D'une manière générale, il existe deux grandes catégories de titres au Cameroun : ceux qui sont systématiquement attribués par adjudication (concessions forestières et ventes de coupe) et ceux qui peuvent être accordés soit par vente aux enchères soit par accord mutuel (permis d'exploitation pour le bois d'œuvre, permis d'exploitation des produits forestiers spéciaux, autorisations personnelles de coupe, autorisations de récupération et d'enlèvement des bois). En effet, les permis d'exploitation pour le bois d'œuvre et certains produits forestiers spéciaux - dont la liste est arrêtée par l'administration - sont accordés après avis d'une commission compétente tandis que les permis d'exploitation d'autres produits forestiers spéciaux, du bois de chauffe et des perches ainsi que les autorisations personnelles de coupe sont attribués de gré à gré. Les Autorisations de Récupération des Bois (ARB) liées aux projets de développement (construction des routes, plantations) sont attribuées par avis d'appel d'offre sur la base des résultats d'inventaire, et délivrées par le ministre des forêts. Les Autorisations d'Enlèvement des Bois (AEB) quant à elles sont attribuées par le Ministre en charge des Forêts (le délégué régional sollicite l'accord préalable du Ministre pour la vente aux enchères des bois abandonnées).

En ce qui concerne la première catégorie des titres (attribution systématique par adjudication), le processus est relativement soumis aux règles de transparence : les zones devant être ouvertes à l'exploitation forestière sont déjà délimitées, un appel d'offres est publié, les offres techniques et financières sont examinées et les forêts sont attribuées aux plus offrants. De plus, un observateur indépendant auprès de la commission interministérielle suit le processus d'attribution bien que ses rapports soient principalement destinés au Ministre en charge des forêts et non au public.
Concernant la seconde catégorie des permis, les attributions des ARB/AEB ont parfois été faites en violation des dispositions légales et réglementaires. De plus, les ARB/AEB ne sont pas clairement recensées (cartes inexistantes) et leurs exploitations sont fortement associées aux opérations illégales. Ces petits titres constituent les principaux foyers de l'exploitation forestière illégale au Cameroun, et des actions de plaidoyer ont été menées par le CED pour interdire ces titres. En outre, la vérification indépendante transparente de l'éligibilité des demandeurs de permis forestiers (observateur indépendant de l'attribution des titres forestiers) reste encore limitée aux concessions forestières et ventes de coupe car des « petits titres » d'exploitation forestière, à savoir les ARB et AEB demeurent exclus de ce processus.

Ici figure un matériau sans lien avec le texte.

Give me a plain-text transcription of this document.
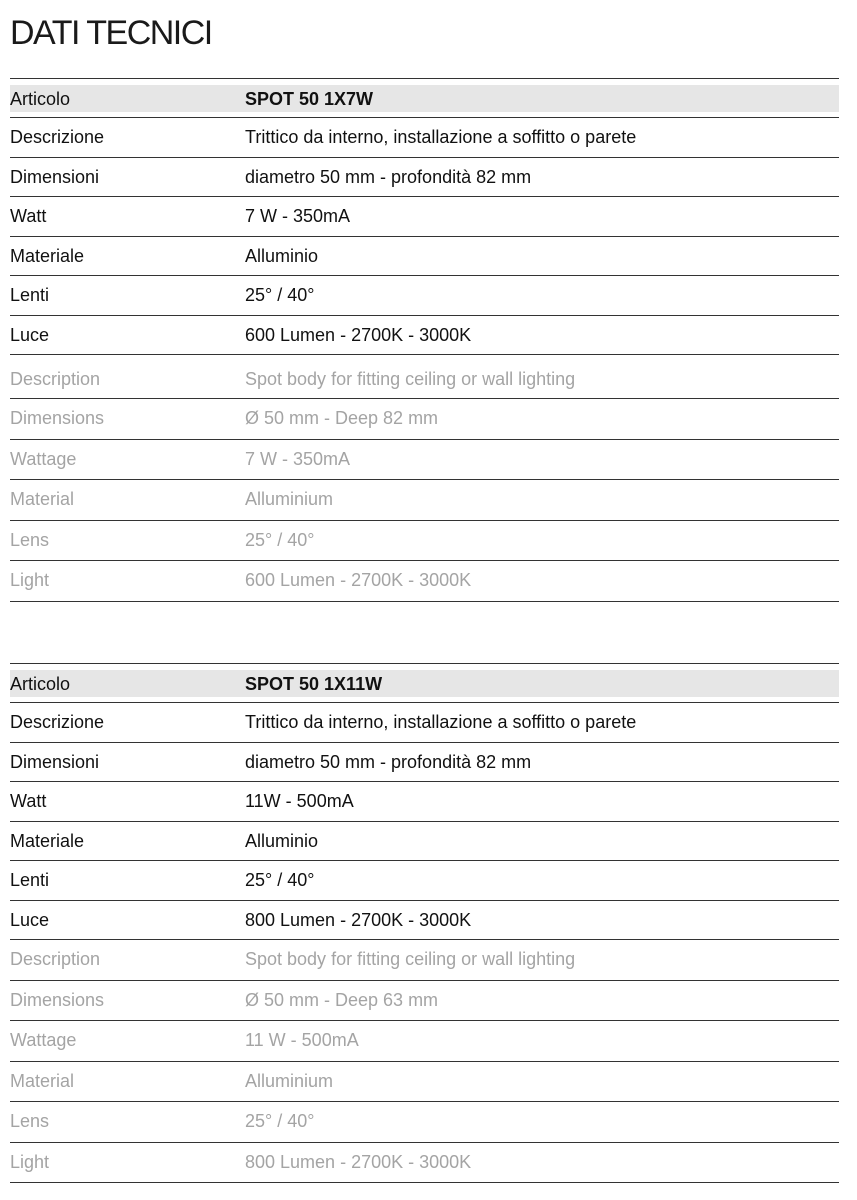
DATI TECNICI
Articolo	SPOT 50 1X7W
Descrizione	Trittico da interno, installazione a soffitto o parete
Dimensioni	diametro 50 mm - profondità 82 mm
Watt	7 W - 350mA
Materiale	Alluminio
Lenti	25° / 40°
Luce	600 Lumen - 2700K - 3000K
Description	Spot body for fitting ceiling or wall lighting
Dimensions	Ø 50 mm - Deep 82 mm
Wattage	7 W - 350mA
Material	Alluminium
Lens	25° / 40°
Light	600 Lumen - 2700K - 3000K
Articolo	SPOT 50 1X11W
Descrizione	Trittico da interno, installazione a soffitto o parete
Dimensioni	diametro 50 mm - profondità 82 mm
Watt	11W - 500mA
Materiale	Alluminio
Lenti	25° / 40°
Luce	800 Lumen - 2700K - 3000K
Description	Spot body for fitting ceiling or wall lighting
Dimensions	Ø 50 mm - Deep 63 mm
Wattage	11 W - 500mA
Material	Alluminium
Lens	25° / 40°
Light	800 Lumen - 2700K - 3000K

Les documents légaux relatifs aux opérations forestières commerciales ne sont pas systématiques accessibles : les plans d'aménagement sont disponibles publiquement, tandis que d'autres documents clés tels que les plans quinquennaux et plans annuels d'opération, les modalités des cahiers des charges et les évaluations des impacts environnementaux ne sont pas publiés régulièrement.

  • Mise en application de la loi forestière

Entre 2011 et 2012, à la suite des dénonciations de la société civile et des vérifications conduites par l'Observateur Indépendant au contrôle Forestier et au suivi des infractions forestières au Cameroun (OIF) et la Brigade de Contrôle, le MINFOF a cumulativement annulé - entre 2011 et 2012 - près de 80 petits titres, et il a également intensifié les contrôles et les saisies/sanctions et pris la résolution de soumettre l'attribution des ARB systématiquement à un appel d'offres effectuée par une commission interministérielle. Pareillement au courant de cette année 2012, le MINFOF n'a renouvelé aucune ARB ou AEB car avec la pression de la mise en conformité aux exigences de l'APV, le nouveau ministre des forêts nommé en décembre 2011 avait dès sa prise de fonction pris la résolution de ne renouveler aucun petit titre avant la mise sur pied de préalables à l'assainissement et la régulation de ce secteur comprenant entre autres un cadre réglementaire cohérent, complet, rigoureux et opposable à tous les intervenants dans ce secteur. Cette campagne de répression des activités illégales dans le secteur des petits titres a même valu, en avril 2012, la traduction du ministre devant les tribunaux par un opérateur dont le titre venait d'être annulé.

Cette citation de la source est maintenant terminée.